PRESENTAZIONE Dopo il pacchetto di primavera del semestre europeo, ieri il commissario Ue all’Economia Paolo Gentiloni ha invitato a non vedere le regole del nuovo “patto di stabilità” come un “diktat”. Per il prossimo settennio l’esecutivo Meloni, e quelli successivi, potranno “negoziare” un piano di risanamento. Secondo Gentiloni questa condizione è diversa. «L’austerità esiste quando durante una recessione viene imposto un ulteriore onere di restrizioni fiscali. Oggi però abbiamo regole più attente al ciclo economico ed evitano quindi di imporre misure severe”. Per dimostrare che oggi ci troviamo in un ciclo economico diverso, Gentiloni ha ribadito che l’Italia ha a disposizione gli investimenti del Piano nazionale di ripresa e resilienza (Pnrr): «Gli investimenti pubblici sono in aumento. Questa non è austerità”.

TUTTAVIA, Lo stesso Gentiloni ha recentemente affermato che non vi è alcuna certezza sugli effetti positivi del Pnrr sul Pil. Anche perché non è affatto sicuro che l’Italia riuscirà a spendere per intero i 194 miliardi di euro entro un anno e mezzo. E resta da vedere se, nelle condizioni restrittive che si stanno creando, questi investimenti avranno un effetto benefico sui conti.

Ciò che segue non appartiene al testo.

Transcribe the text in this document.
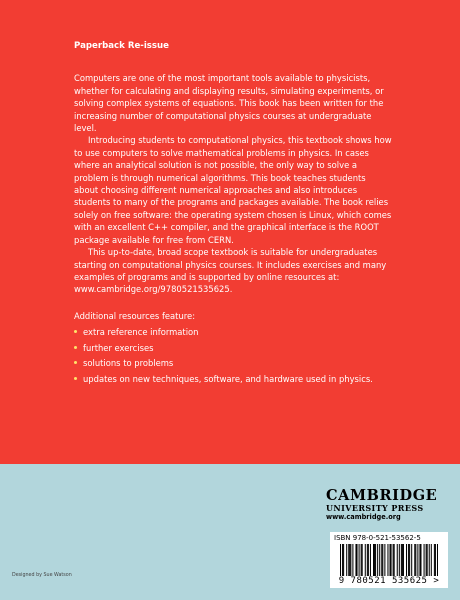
Paperback Re-issue

Computers are one of the most important tools available to physicists, whether for calculating and displaying results, simulating experiments, or solving complex systems of equations. This book has been written for the increasing number of computational physics courses at undergraduate level.

Introducing students to computational physics, this textbook shows how to use computers to solve mathematical problems in physics. In cases where an analytical solution is not possible, the only way to solve a problem is through numerical algorithms. This book teaches students about choosing different numerical approaches and also introduces students to many of the programs and packages available. The book relies solely on free software: the operating system chosen is Linux, which comes with an excellent C++ compiler, and the graphical interface is the ROOT package available for free from CERN.

This up-to-date, broad scope textbook is suitable for undergraduates starting on computational physics courses. It includes exercises and many examples of programs and is supported by online resources at: www.cambridge.org/9780521535625.

Additional resources feature:

extra reference information
further exercises
solutions to problems
updates on new techniques, software, and hardware used in physics.
CAMBRIDGE
UNIVERSITY PRESS
www.cambridge.org
ISBN 978-0-521-53562-5
9 780521 535625 >
Designed by Sue Watson
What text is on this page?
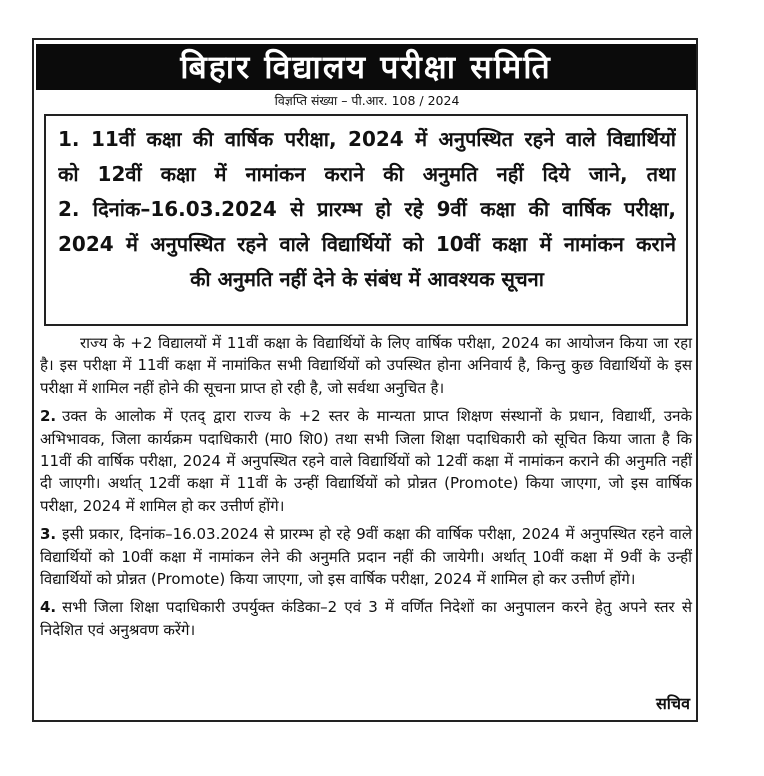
बिहार विद्यालय परीक्षा समिति
विज्ञप्ति संख्या – पी.आर. 108 / 2024
1. 11वीं कक्षा की वार्षिक परीक्षा, 2024 में अनुपस्थित रहने वाले विद्यार्थियों
को 12वीं कक्षा में नामांकन कराने की अनुमति नहीं दिये जाने, तथा
2. दिनांक–16.03.2024 से प्रारम्भ हो रहे 9वीं कक्षा की वार्षिक परीक्षा,
2024 में अनुपस्थित रहने वाले विद्यार्थियों को 10वीं कक्षा में नामांकन कराने
की अनुमति नहीं देने के संबंध में आवश्यक सूचना

राज्य के +2 विद्यालयों में 11वीं कक्षा के विद्यार्थियों के लिए वार्षिक परीक्षा, 2024 का आयोजन किया जा रहा है। इस परीक्षा में 11वीं कक्षा में नामांकित सभी विद्यार्थियों को उपस्थित होना अनिवार्य है, किन्तु कुछ विद्यार्थियों के इस परीक्षा में शामिल नहीं होने की सूचना प्राप्त हो रही है, जो सर्वथा अनुचित है।

2. उक्त के आलोक में एतद् द्वारा राज्य के +2 स्तर के मान्यता प्राप्त शिक्षण संस्थानों के प्रधान, विद्यार्थी, उनके अभिभावक, जिला कार्यक्रम पदाधिकारी (मा0 शि0) तथा सभी जिला शिक्षा पदाधिकारी को सूचित किया जाता है कि 11वीं की वार्षिक परीक्षा, 2024 में अनुपस्थित रहने वाले विद्यार्थियों को 12वीं कक्षा में नामांकन कराने की अनुमति नहीं दी जाएगी। अर्थात् 12वीं कक्षा में 11वीं के उन्हीं विद्यार्थियों को प्रोन्नत (Promote) किया जाएगा, जो इस वार्षिक परीक्षा, 2024 में शामिल हो कर उत्तीर्ण होंगे।

3. इसी प्रकार, दिनांक–16.03.2024 से प्रारम्भ हो रहे 9वीं कक्षा की वार्षिक परीक्षा, 2024 में अनुपस्थित रहने वाले विद्यार्थियों को 10वीं कक्षा में नामांकन लेने की अनुमति प्रदान नहीं की जायेगी। अर्थात् 10वीं कक्षा में 9वीं के उन्हीं विद्यार्थियों को प्रोन्नत (Promote) किया जाएगा, जो इस वार्षिक परीक्षा, 2024 में शामिल हो कर उत्तीर्ण होंगे।

4. सभी जिला शिक्षा पदाधिकारी उपर्युक्त कंडिका–2 एवं 3 में वर्णित निदेशों का अनुपालन करने हेतु अपने स्तर से निदेशित एवं अनुश्रवण करेंगे।

सचिव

E’ COMPRENSIBILE che Gentiloni vuole difendere l’equilibrio del suo mandato. Ma è difficile non nascondere che il patto di stabilità imposto alla Meloni & Co. si sta aggravando. Spingerà per un taglio fino all’1,5% del Pil per prepararsi alle prossime crisi (guerre, pandemie, crolli di ogni tipo). Gli intrepidi meloniani si sono accordati per tagliare il bilancio di 25,4 miliardi all’anno (se il processo di recupero dura 4 anni) o di 13,5 miliardi, se ne dura 7. I calcoli sono del centro studi Bruegel.

IL MINISTRO DIMESSO dell’economia Giancarlo Giorgetti ieri ha colto l’occasione per ribadire che è finito il “modello Lsd”, cioè “lassismo, sussidi, debito”. Al netto della violenza linguistica, Giorgetti intende giustificare il taglio della spesa sociale scaricando la responsabilità sui cittadini che non “producono” secondo i criteri stabiliti dal governo.

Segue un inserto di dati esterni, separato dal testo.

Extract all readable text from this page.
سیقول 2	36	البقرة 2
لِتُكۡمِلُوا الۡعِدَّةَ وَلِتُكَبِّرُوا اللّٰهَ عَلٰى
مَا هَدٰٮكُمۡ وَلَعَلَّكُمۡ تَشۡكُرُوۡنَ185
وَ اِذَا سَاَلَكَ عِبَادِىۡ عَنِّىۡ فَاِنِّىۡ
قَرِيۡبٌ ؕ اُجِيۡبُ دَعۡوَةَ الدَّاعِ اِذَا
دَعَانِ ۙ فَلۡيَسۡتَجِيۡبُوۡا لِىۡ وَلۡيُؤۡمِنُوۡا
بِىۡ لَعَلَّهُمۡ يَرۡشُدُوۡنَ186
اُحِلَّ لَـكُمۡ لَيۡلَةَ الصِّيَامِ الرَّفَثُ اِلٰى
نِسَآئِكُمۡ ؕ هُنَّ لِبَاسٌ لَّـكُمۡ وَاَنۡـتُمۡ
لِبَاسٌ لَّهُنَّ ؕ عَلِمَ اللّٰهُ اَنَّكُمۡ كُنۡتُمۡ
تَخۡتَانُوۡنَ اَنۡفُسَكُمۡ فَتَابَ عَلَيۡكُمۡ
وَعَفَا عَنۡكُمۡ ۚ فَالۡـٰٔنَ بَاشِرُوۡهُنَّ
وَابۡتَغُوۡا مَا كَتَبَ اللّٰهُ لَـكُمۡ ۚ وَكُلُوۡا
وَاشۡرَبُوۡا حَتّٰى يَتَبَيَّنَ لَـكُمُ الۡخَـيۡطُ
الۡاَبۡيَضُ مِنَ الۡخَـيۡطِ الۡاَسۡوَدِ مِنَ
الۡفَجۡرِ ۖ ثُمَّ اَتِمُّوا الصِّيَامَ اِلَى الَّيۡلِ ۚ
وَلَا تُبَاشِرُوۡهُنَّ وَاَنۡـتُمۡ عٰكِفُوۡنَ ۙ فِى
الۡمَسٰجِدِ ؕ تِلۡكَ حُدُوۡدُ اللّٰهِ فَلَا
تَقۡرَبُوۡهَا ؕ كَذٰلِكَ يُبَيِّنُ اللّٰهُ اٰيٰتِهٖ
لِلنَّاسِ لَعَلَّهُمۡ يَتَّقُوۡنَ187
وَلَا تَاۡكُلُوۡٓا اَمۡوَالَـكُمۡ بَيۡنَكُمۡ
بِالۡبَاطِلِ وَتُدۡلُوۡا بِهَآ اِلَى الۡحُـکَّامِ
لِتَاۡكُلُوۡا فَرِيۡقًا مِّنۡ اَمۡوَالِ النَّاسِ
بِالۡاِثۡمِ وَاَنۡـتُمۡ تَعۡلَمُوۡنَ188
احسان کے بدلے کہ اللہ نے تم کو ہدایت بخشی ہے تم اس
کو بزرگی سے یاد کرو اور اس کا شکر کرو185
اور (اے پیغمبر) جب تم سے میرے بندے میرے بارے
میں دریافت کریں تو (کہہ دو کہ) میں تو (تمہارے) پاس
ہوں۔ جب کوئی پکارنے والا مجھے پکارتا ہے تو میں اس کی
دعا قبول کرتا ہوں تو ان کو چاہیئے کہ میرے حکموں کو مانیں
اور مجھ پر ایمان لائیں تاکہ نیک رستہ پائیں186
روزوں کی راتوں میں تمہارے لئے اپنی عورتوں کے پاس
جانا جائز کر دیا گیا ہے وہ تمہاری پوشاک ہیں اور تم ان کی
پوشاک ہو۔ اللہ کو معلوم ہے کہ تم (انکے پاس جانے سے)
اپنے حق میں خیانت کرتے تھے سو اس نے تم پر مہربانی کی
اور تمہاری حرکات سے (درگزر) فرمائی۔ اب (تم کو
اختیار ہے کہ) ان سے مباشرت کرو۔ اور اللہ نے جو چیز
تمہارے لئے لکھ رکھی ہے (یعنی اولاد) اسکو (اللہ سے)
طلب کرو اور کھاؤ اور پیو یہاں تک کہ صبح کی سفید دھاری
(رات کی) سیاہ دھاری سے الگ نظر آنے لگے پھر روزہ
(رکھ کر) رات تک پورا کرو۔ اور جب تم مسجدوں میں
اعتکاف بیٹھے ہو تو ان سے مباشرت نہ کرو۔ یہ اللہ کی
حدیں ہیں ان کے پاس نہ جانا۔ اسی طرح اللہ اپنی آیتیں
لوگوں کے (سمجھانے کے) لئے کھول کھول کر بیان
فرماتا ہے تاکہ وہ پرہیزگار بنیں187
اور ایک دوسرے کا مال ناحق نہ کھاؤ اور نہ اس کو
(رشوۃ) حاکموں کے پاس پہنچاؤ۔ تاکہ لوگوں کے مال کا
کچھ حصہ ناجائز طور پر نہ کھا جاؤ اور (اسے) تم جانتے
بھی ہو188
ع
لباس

NON SOLO LA GABBIA È TORNATA, e il moralismo intollerabile dei libertari, ma ricompaiono anche le famose “raccomandazioni” di Bruxelles. E sono molto dettagliati. Sulle tasse, ad esempio, le politiche del governo Meloni vengono smantellate dalla destra. «I tagli al cuneo fiscale sul lavoro, legiferati solo fino al 2024 e finanziati con disposizioni temporanee, hanno una portata piuttosto limitata».

L’ESTENSIONE DEI REGIME Le politiche di flat tax, anche per i lavoratori autonomi, peggiorano l’equità orizzontale e l’efficienza del sistema fiscale riducendo la redistribuzione, favorendo specifiche categorie di contribuenti e scoraggiando la crescita delle imprese”. I condoni fiscali peggiorano l’equità tra i cittadini. Un duro colpo anche per le località balneari, lobby cara alla Meloni & Co. «Preoccupano i ritardi nell’attuazione di procedure di appalto trasparenti e concorrenziali». Chiesta anche la riforma del catasto che il governo non intende affatto affrontare.

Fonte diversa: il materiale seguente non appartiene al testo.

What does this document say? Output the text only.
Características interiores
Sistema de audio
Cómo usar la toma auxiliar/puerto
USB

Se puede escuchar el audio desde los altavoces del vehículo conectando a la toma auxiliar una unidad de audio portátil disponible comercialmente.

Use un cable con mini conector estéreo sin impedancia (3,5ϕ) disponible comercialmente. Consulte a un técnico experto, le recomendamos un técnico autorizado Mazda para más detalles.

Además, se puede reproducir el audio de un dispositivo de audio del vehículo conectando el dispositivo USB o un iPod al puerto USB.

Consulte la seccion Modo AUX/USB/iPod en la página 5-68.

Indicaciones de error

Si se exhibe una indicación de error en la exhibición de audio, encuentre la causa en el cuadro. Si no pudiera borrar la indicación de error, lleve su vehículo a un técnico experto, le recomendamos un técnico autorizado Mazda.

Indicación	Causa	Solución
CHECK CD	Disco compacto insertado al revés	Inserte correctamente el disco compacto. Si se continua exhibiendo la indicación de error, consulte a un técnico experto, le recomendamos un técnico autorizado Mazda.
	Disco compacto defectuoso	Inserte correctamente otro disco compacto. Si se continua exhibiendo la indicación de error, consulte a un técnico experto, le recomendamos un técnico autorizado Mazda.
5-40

ENTRO IL 20 SETTEMBRE il governo dovrà presentare il “piano di bilancio strutturale a medio termine”. A novembre la nuova Commissione stabilirà il percorso di ritorno. Da oggi entrerà nel vivo la trattativa politica più volte annunciata per ottenere alcuni sconti. Anche ieri Giorgetti ha chiesto di “tornare a discutere del patto di stabilità” che non va nella direzione auspicata. Il suo cambiamento è stata l’illusione venduta dalla destra alle elezioni europee. I costi degli annunci sono collettivi.